Der Gebrauch des Realnamens scheint Kommentatoren zu hemmen. Nutzer mit
Pseudonym schrieben 4,7 Mal mehr Kommentare als diejenigen, die sich mit
ihrem Facebook-Account einloggten. Anonyme Kommentatoren griffen laut
Statistik noch seltener zur Tastatur, aber dies kann an einem
Erhebungsfehler liegen. Denn Disqus kann nur beschränkt erfassen, ob ein
anonymer Nutzer nicht bereits bei Disqus kommentiert hat.
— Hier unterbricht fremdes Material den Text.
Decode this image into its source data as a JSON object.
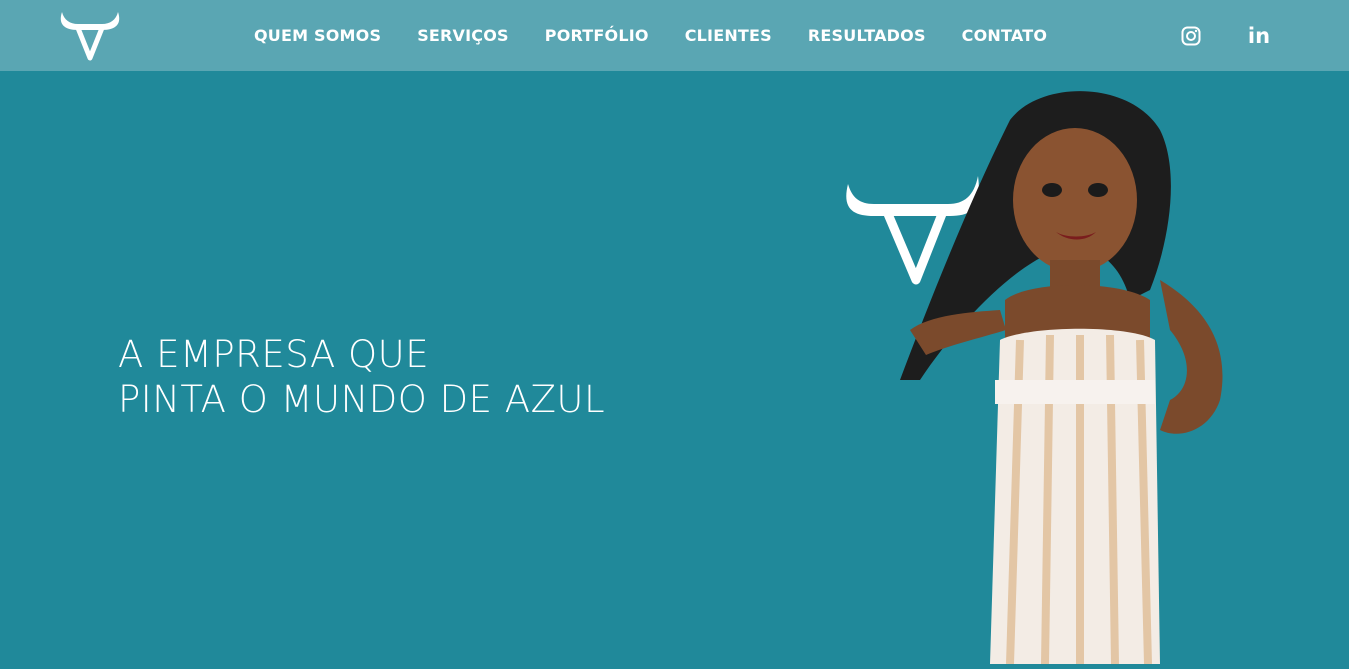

Wer jedoch meint, dass die höhere Anzahl mit einem Qualitätsverlust
einhergeht, wird von Disqus nicht bestätigt. Sie werteten die Beiträge
danach aus, ob sie von anderen Nutzern beantwortet wurden und wie sie von
anderen Nutzern bewertet wurden. Ergebnis: 61 Prozent der Beiträge von
pseudonymen Nutzer werden als poitiv eingestuft, bei den Facebook-Nutzern
sind es hingegen nur 51 Prozent. Die anonymen Nutzer liegen abgeschlagen
bei 34 Prozent.
Gleichzeitig traten die pseudonymen und anonymen Kommentatoren nicht als
Störenfriede auf: 11 Prozent ihrer Kommentare wurden als "negativ"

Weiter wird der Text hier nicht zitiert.